As previsões revisadas: o que funcionou e o que não funcionou
Os ETPs de cripto acumulam US$ 140 bilhões em AUM em maio de 2026, queda de 15% no ano, longe da meta de US$ 400 bilhões. A própria firma reconhece que a queda reflete movimentos de preço, não resgates em massa: as estruturas de ETP ainda mantêm 1,25 milhão de BTC, apenas 8% abaixo das máximas anteriores.
O mercado de stablecoins não chegou a US$ 1 trilhão em capitalização, prejudicado pela demora na aprovação do Clarity Act nos Estados Unidos e pela menor adoção institucional do que o esperado.
O DeFi ficou abaixo dos US$ 300 bilhões em TVL projetados, encerrando a primeira metade do ano próximo dos US$ 140 bilhões. A causa principal: mais de US$ 840 milhões perdidos em mais de 50 exploits, tornando 2026 um dos piores anos para a segurança do setor.
Além disso, as empresas com Bitcoin em tesouraria corporativa acumulam US$ 100 bilhões em valor, bem abaixo da meta de US$ 250 bilhões, ainda que o número de companhias tenha superado 200 e o volume em BTC tenha chegado a 1,28 milhão de unidades.
As apostas que se confirmaram
Nem tudo veio abaixo das expectativas. A consolidação das soluções de escalabilidade do Ethereum ocorreu exatamente como a firma previu. Base, Arbitrum e Optimism concentram hoje 83% de todo o TVL de DeFi em L2, segundo o CryptoNews.net. Rollups sem diferenciação estão enfrentando atrito estrutural ou migração forçada para modelos de app-chain.
As commodities tokenizadas também avançaram conforme projetado, com ouro e energia no centro das estratégias de proteção contra riscos geopolíticos. E os mercados pré-IPO avançam rumo ao mainstream, com uma lista relevante de empresas se formando, de SpaceX a Anthropic.
A previsão que vai superar a meta com folga
O destaque positivo do relatório é o mercado de previsões. A 21Shares havia projetado US$ 100 bilhões em volume anual para plataformas como Kalshi, Polymarket e Hyperliquid. Até o fim de maio, o setor já havia acumulado US$ 57,5 bilhões, bem acima do ritmo necessário para atingir o alvo.
A firma agora projeta que o volume total pode chegar a US$ 200 bilhões até dezembro, impulsionado por catalisadores sazonais como a Copa do Mundo FIFA e as eleições legislativas americanas de meio de mandato.
Contudo, o Brasil e outros países adotaram restrições regulatórias recentes sobre plataformas de apostas em eventos. Isso pode limitar o crescimento regional, mesmo que o volume global continue avançando.

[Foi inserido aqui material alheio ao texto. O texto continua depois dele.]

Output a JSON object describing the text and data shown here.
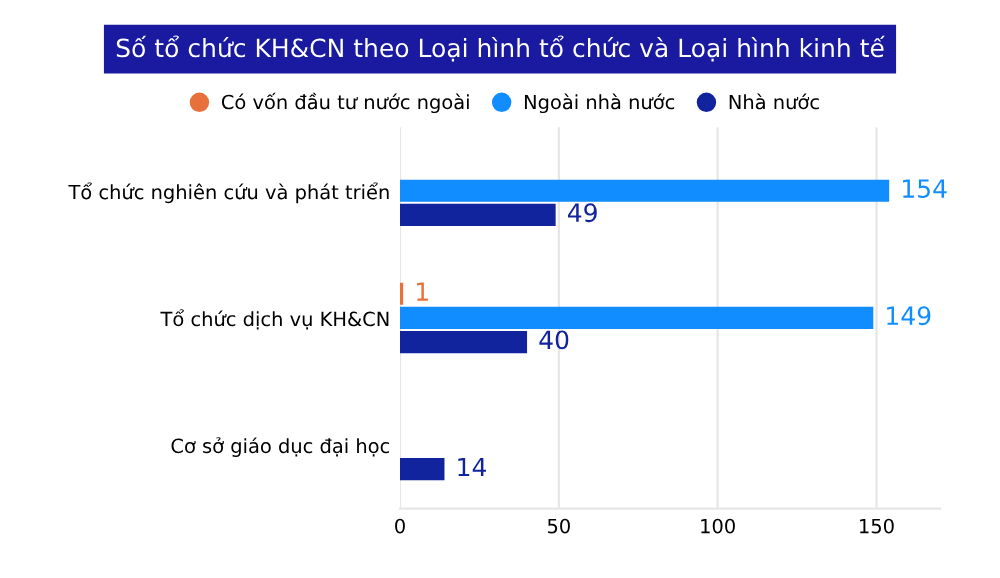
{
  "chart_data": {
    "type": "bar",
    "orientation": "horizontal",
    "title": "Số tổ chức KH&CN theo Loại hình tổ chức và Loại hình kinh tế",
    "categories": [
      "Tổ chức nghiên cứu và phát triển",
      "Tổ chức dịch vụ KH&CN",
      "Cơ sở giáo dục đại học"
    ],
    "series": [
      {
        "name": "Có vốn đầu tư nước ngoài",
        "color": "#e8703a",
        "values": [
          null,
          1,
          null
        ]
      },
      {
        "name": "Ngoài nhà nước",
        "color": "#118dff",
        "values": [
          154,
          149,
          null
        ]
      },
      {
        "name": "Nhà nước",
        "color": "#12239e",
        "values": [
          49,
          40,
          14
        ]
      }
    ],
    "xlim": [
      0,
      170
    ],
    "xticks": [
      0,
      50,
      100,
      150
    ],
    "grid": "x",
    "legend": "top",
    "data_labels": true
  }
}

O que o relatório revela sobre o segundo semestre
A leitura central da 21Shares para os próximos seis meses é de continuidade cautelosa. O ambiente macroeconômico segue pressionado por juros elevados e inflação persistente decorrentes dos conflitos no Oriente Médio. Esses fatores limitam o apetite institucional por ativos de risco e explicam parte da distância entre as projeções de dezembro e a realidade de junho.
“Nesta edição, revisitamos cada previsão de forma imparcial, oferecendo uma visão clara e fundamentada de onde o mercado realmente se encontra, e não de onde esperávamos que ele estivesse”, afirmam os autores do relatório, assinado por Eliezer Ndinga, Adrian Fritz, Stephen Coltman, Karim Abdelmawla, Maximilian Michielsen e Matt Mena.
O relatório completo está disponível em inglês no portal da 21Shares. Uma nova edição com projeções para 2027 será publicada no fim deste ano.